T Cell Help: B cells receive help from CD4⁺ T follicular helper (Tfh) cells via CD40L-CD40 interaction and cytokine signals.
==> Only after activation does the B cell enter the germinal center reaction.
1. SHM and Affinty Maturation
2. Isotype Switching: B cells undergo isotype switching, changing from IgM/IgD to other isotypes (IgG, IgA, etc.) depending on cytokine cues.
Proliferation: B cells proliferate in the outer B cell follicle, creating some early memory B cells and plasma cells with low-affinity receptors.
Front: What happens in the dark zone and light zone of the germinal center?
Back:
Dark Zone:
B cells proliferate rapidly and undergo somatic hypermutation (SHM).
SHM introduces mutations in the variable regions of the BCR to diversify antigen-binding capabilities.
Light Zone:
Contains FDCs presenting intact antigen and Tfh cells providing help.
B cells with high-affinity receptors for the antigen presented on FDCs are selected to survive and differentiate.
B cells presenting processed antigen to Tfh cells receive survival signals and undergo further selection.
Front: How does affinity maturation and selection occur in the germinal center?
Back:
Affinity Maturation: B cells in the dark zone undergo SHM, introducing random mutations in the variable region.
Selection in Light Zone:
B cells move to the light zone and compete for antigen on FDCs.
Those with high-affinity BCRs bind effectively and receive survival signals from Tfh cells.
Outcome: B cells with high-affinity receptors are selected to become long-lived plasma cells or memory B cells.
Front: What are the steps involved in isotype switching?
Back:
Initiation: Interaction between CD40 on B cells and CD40L on Tfh cells induces AID expression in B cells.
AID Activity: AID enzyme causes targeted DNA breaks at switch (S) regions preceding constant region genes (e.g., Cμ, Cγ, Cα).
Recombination:
DNA between selected switch regions is removed, bringing a new constant region next to the V(D)J segment.
Antigen specificity remains unchanged, but the antibody’s effector functions (e.g., IgG, IgA) are altered.
Outcome: B cells produce antibodies with new effector functions suited for different immune responses.
Front: How do plasma cells and memory B cells contribute to ongoing protection?
Back:
Plasma Cells:
Derived from activated B cells, they become long-lived, terminally differentiated cells that continuously produce high-affinity antibodies.
Reside in bone marrow or mucosal tissues and maintain antibody levels for extended periods.
Memory B Cells:
Do not secrete antibodies but have a membrane-bound BCR.
Circulate in the blood and reside in tissues, ready to respond rapidly upon re-exposure to the same antigen.
Can re-enter the germinal center reaction for further affinity maturation if needed.
Front: Compare memory B cells and plasma cells.
Back:
Memory B Cells:
Long-lived, express BCR on their surface.
Do not produce antibodies but rapidly proliferate upon antigen re-exposure.
Plasma Cells:
Secrete large quantities of antibodies.
Reside mainly in bone marrow, continuously producing antibodies for long-term immunity.
Common Origin: Both arise from activated B cells after germinal center reaction and provide long-lasting protection.
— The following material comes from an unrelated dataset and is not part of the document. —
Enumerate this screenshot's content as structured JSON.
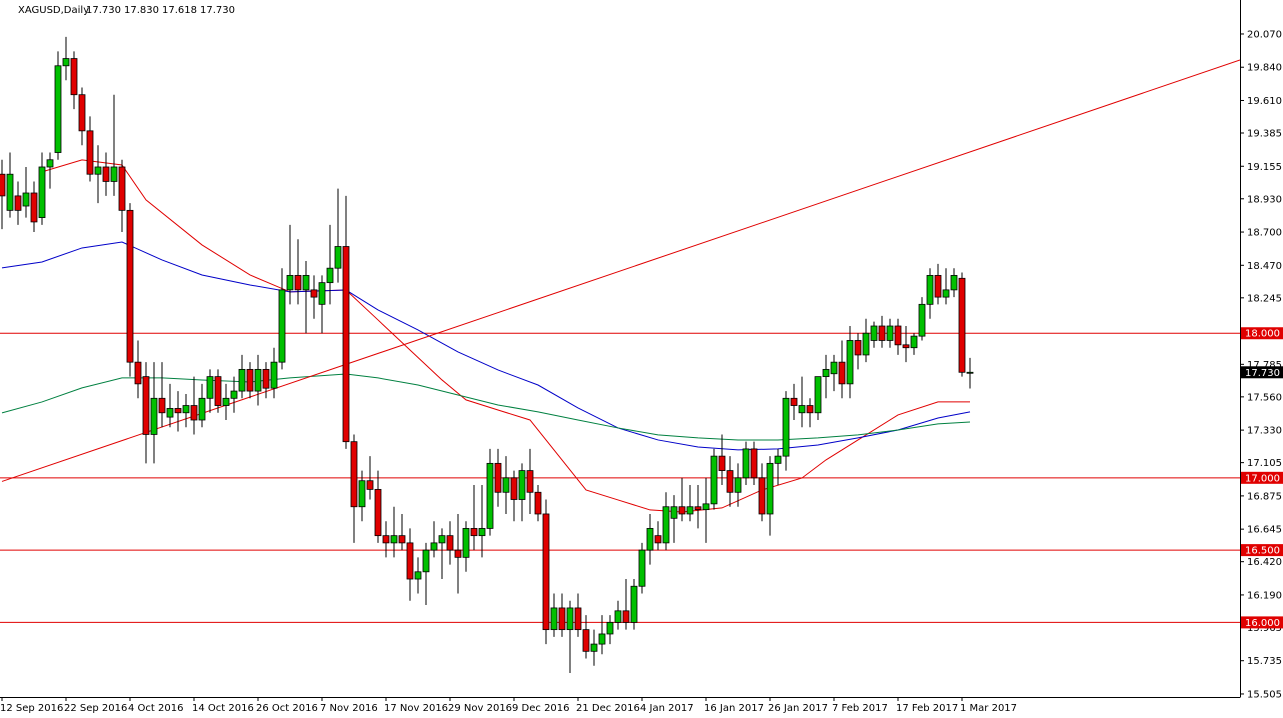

Front: What are T-independent antigens and how do they activate B cells?
Back:
Definition: Antigens that can activate B cells without T cell help.
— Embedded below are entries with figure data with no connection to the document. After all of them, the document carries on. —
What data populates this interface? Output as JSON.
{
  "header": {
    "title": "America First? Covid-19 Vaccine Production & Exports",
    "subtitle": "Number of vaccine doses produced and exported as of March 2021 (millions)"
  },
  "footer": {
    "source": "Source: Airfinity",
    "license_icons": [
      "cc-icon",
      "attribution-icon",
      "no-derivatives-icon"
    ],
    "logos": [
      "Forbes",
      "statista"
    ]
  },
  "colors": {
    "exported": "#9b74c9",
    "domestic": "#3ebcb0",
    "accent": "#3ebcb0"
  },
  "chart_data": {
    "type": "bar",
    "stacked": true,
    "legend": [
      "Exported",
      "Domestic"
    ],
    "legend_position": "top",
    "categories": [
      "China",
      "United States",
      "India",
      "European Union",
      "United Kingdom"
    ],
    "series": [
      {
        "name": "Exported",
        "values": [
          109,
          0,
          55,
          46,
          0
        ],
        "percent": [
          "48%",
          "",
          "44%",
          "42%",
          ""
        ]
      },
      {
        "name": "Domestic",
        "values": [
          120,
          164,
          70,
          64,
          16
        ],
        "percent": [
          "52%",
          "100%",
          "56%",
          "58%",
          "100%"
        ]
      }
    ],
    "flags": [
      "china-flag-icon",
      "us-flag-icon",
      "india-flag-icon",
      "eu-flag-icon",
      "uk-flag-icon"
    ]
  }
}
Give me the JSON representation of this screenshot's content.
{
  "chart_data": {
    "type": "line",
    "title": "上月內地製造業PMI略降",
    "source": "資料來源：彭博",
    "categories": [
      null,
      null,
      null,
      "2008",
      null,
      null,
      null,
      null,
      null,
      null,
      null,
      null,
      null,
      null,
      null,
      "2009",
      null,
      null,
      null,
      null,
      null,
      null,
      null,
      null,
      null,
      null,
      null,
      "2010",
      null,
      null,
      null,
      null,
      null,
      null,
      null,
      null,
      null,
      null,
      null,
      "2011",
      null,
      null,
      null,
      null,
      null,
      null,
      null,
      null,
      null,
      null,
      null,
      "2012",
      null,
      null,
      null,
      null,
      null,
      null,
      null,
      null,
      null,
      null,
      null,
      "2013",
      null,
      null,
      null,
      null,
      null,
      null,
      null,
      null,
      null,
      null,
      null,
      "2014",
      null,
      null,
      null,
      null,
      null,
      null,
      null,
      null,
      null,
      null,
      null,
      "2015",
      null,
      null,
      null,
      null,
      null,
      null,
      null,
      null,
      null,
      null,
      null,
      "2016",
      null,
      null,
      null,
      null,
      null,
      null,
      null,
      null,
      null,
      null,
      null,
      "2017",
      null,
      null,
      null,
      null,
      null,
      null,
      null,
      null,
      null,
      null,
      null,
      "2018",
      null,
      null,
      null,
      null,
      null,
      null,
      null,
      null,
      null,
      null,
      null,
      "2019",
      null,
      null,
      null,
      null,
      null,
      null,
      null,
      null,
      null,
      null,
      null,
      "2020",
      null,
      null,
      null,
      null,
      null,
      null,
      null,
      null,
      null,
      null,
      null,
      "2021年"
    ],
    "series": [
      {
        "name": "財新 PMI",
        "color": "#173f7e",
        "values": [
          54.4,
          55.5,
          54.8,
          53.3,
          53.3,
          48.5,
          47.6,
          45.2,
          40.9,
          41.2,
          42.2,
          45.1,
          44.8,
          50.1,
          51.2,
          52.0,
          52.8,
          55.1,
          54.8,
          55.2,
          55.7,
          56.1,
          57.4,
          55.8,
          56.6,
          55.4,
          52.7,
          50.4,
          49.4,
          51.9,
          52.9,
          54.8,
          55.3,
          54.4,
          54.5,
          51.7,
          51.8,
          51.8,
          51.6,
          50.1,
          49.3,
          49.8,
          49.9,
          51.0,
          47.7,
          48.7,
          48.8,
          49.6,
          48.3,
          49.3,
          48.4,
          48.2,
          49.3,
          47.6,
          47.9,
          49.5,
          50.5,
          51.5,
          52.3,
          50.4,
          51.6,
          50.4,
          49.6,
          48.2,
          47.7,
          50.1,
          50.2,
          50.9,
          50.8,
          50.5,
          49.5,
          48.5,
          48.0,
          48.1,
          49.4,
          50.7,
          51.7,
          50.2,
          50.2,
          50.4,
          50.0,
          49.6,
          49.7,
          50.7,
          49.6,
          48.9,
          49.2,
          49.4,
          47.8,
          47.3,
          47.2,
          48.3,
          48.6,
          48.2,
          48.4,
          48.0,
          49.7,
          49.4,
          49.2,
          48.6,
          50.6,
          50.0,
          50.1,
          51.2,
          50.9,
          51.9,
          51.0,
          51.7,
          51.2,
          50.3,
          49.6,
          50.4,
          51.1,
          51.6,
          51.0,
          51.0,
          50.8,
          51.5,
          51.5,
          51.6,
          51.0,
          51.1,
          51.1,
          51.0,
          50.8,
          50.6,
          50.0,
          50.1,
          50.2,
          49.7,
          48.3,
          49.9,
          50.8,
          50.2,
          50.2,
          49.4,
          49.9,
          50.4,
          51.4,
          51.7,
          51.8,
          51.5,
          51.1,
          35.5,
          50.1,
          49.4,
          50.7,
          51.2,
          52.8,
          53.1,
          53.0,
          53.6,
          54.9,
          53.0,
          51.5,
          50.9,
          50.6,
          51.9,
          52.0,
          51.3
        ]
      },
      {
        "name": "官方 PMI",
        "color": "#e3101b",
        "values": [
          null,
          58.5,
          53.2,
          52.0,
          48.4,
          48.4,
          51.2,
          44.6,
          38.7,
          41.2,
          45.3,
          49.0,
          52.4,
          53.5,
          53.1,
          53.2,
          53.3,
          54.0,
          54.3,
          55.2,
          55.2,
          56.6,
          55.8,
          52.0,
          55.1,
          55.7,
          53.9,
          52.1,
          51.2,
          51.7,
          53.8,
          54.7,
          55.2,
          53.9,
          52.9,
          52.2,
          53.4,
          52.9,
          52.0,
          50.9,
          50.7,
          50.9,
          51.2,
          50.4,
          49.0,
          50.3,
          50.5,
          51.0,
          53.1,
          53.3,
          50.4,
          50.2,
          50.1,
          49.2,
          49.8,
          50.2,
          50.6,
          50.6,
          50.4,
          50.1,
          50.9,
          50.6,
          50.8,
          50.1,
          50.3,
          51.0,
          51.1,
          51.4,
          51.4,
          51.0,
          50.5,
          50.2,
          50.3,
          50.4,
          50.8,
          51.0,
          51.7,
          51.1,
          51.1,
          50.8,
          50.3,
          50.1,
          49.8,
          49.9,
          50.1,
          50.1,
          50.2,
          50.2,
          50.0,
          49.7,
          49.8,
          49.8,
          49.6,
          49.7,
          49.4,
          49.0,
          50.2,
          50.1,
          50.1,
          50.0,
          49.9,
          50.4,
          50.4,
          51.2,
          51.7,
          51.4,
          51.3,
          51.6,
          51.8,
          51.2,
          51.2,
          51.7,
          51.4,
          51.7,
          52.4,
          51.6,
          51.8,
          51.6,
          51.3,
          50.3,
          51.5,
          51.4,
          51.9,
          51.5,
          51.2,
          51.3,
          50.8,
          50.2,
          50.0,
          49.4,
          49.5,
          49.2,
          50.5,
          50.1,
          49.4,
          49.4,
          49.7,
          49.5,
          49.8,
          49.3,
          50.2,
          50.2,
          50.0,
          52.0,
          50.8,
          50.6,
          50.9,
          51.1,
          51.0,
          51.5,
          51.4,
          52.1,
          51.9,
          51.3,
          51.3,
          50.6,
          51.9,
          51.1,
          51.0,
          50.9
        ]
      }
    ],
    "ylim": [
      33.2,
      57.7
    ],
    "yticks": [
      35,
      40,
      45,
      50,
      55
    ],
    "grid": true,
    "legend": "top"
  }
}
Types: Polysaccharides, lipids, and nucleic acids.
Activation Mechanism: BCR cross-linking or activation of pattern recognition receptors (PRRs) on B cells.
Response:
Limited isotype switching (mainly IgM).
Little to no affinity maturation.
Short-lived plasma cells and limited memory B cell formation.
Role: Important in the immune response against encapsulated bacteria.
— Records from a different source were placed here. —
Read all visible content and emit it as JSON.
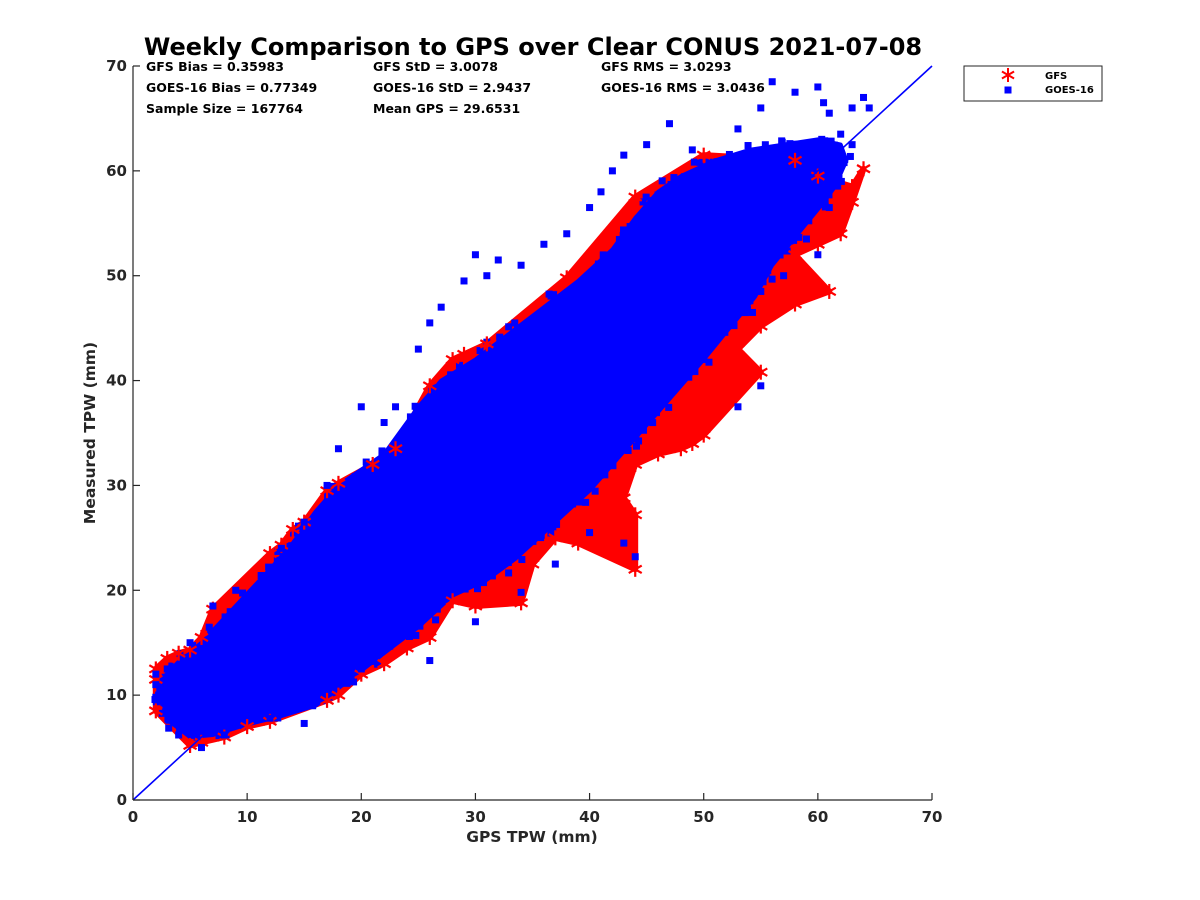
{
  "chart_data": {
    "type": "scatter",
    "title": "Weekly Comparison to GPS over Clear CONUS 2021-07-08",
    "xlabel": "GPS TPW (mm)",
    "ylabel": "Measured TPW (mm)",
    "xlim": [
      0,
      70
    ],
    "ylim": [
      0,
      70
    ],
    "xticks": [
      "0",
      "10",
      "20",
      "30",
      "40",
      "50",
      "60",
      "70"
    ],
    "yticks": [
      "0",
      "10",
      "20",
      "30",
      "40",
      "50",
      "60",
      "70"
    ],
    "grid": false,
    "legend_position": "outside-top-right",
    "reference_line": {
      "from": [
        0,
        0
      ],
      "to": [
        70,
        70
      ],
      "color": "#0000ff"
    },
    "stats": [
      "GFS Bias = 0.35983",
      "GFS StD = 3.0078",
      "GFS RMS = 3.0293",
      "GOES-16 Bias = 0.77349",
      "GOES-16 StD = 2.9437",
      "GOES-16 RMS = 3.0436",
      "Sample Size = 167764",
      "Mean GPS = 29.6531"
    ],
    "series": [
      {
        "name": "GFS",
        "marker": "asterisk",
        "color": "#ff0000",
        "points": [
          [
            2,
            12.5
          ],
          [
            3,
            13.5
          ],
          [
            4,
            14
          ],
          [
            5,
            14.3
          ],
          [
            6,
            15.5
          ],
          [
            7,
            18.2
          ],
          [
            12,
            23.5
          ],
          [
            13,
            24.3
          ],
          [
            14,
            25.8
          ],
          [
            15,
            26.5
          ],
          [
            17,
            29.5
          ],
          [
            18,
            30.2
          ],
          [
            21,
            32
          ],
          [
            23,
            33.5
          ],
          [
            26,
            39.5
          ],
          [
            28,
            42
          ],
          [
            29,
            42.5
          ],
          [
            31,
            43.5
          ],
          [
            38,
            49.8
          ],
          [
            44,
            57.5
          ],
          [
            50,
            61.5
          ],
          [
            58,
            61
          ],
          [
            60,
            59.5
          ],
          [
            63,
            58.5
          ],
          [
            64,
            60.2
          ],
          [
            63,
            57
          ],
          [
            62,
            54
          ],
          [
            60,
            53
          ],
          [
            58,
            52
          ],
          [
            61,
            48.5
          ],
          [
            58,
            47.3
          ],
          [
            55,
            45.2
          ],
          [
            53,
            43
          ],
          [
            55,
            40.8
          ],
          [
            50,
            34.8
          ],
          [
            49,
            34
          ],
          [
            48,
            33.5
          ],
          [
            46,
            33
          ],
          [
            44,
            32
          ],
          [
            43,
            28.8
          ],
          [
            44,
            27.2
          ],
          [
            44,
            22
          ],
          [
            39,
            24.5
          ],
          [
            37,
            25
          ],
          [
            35,
            22.5
          ],
          [
            34,
            18.8
          ],
          [
            30,
            18.5
          ],
          [
            28,
            19
          ],
          [
            26,
            15.5
          ],
          [
            24,
            14.5
          ],
          [
            22,
            13
          ],
          [
            20,
            12
          ],
          [
            18,
            10
          ],
          [
            17,
            9.5
          ],
          [
            12,
            7.5
          ],
          [
            10,
            7
          ],
          [
            8,
            6
          ],
          [
            6,
            5.5
          ],
          [
            5,
            5.2
          ],
          [
            2,
            8.5
          ],
          [
            2,
            11.5
          ]
        ]
      },
      {
        "name": "GOES-16",
        "marker": "square",
        "color": "#0000ff",
        "points": [
          [
            2,
            12
          ],
          [
            3,
            12.5
          ],
          [
            5,
            15
          ],
          [
            7,
            18.5
          ],
          [
            9,
            20
          ],
          [
            13,
            24
          ],
          [
            15,
            26.5
          ],
          [
            17,
            30
          ],
          [
            18,
            33.5
          ],
          [
            20,
            37.5
          ],
          [
            22,
            36
          ],
          [
            23,
            37.5
          ],
          [
            25,
            43
          ],
          [
            26,
            45.5
          ],
          [
            27,
            47
          ],
          [
            29,
            49.5
          ],
          [
            30,
            52
          ],
          [
            31,
            50
          ],
          [
            32,
            51.5
          ],
          [
            34,
            51
          ],
          [
            36,
            53
          ],
          [
            38,
            54
          ],
          [
            40,
            56.5
          ],
          [
            41,
            58
          ],
          [
            42,
            60
          ],
          [
            43,
            61.5
          ],
          [
            45,
            62.5
          ],
          [
            47,
            64.5
          ],
          [
            49,
            62
          ],
          [
            52,
            61
          ],
          [
            53,
            64
          ],
          [
            55,
            66
          ],
          [
            56,
            68.5
          ],
          [
            58,
            67.5
          ],
          [
            60,
            68
          ],
          [
            60.5,
            66.5
          ],
          [
            61,
            65.5
          ],
          [
            63,
            66
          ],
          [
            64,
            67
          ],
          [
            64.5,
            66
          ],
          [
            62,
            63.5
          ],
          [
            63,
            62.5
          ],
          [
            61,
            59
          ],
          [
            61,
            56.5
          ],
          [
            59,
            53.5
          ],
          [
            60,
            52
          ],
          [
            57,
            50
          ],
          [
            55,
            48.5
          ],
          [
            55,
            39.5
          ],
          [
            53,
            37.5
          ],
          [
            50,
            42
          ],
          [
            47,
            42
          ],
          [
            44,
            23.2
          ],
          [
            43,
            24.5
          ],
          [
            40,
            25.5
          ],
          [
            37,
            22.5
          ],
          [
            34,
            19.8
          ],
          [
            30,
            17
          ],
          [
            26,
            13.3
          ],
          [
            20,
            12.5
          ],
          [
            15,
            7.3
          ],
          [
            12,
            7.8
          ],
          [
            8,
            6.2
          ],
          [
            6,
            5
          ],
          [
            4,
            6.2
          ],
          [
            2,
            9.8
          ],
          [
            2,
            11
          ]
        ]
      }
    ]
  }
}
Front: How do T-dependent and T-independent antigens differ in terms of B cell activation?
Back:
T-Dependent Antigens:
Require CD4⁺ T cell help for B cell activation.
Lead to isotype switching, affinity maturation, and memory B cell formation.
T-Independent Antigens:
Directly activate B cells without T cell help.
Limited to producing IgM with little memory cell generation.
Response tends to be faster but less robust.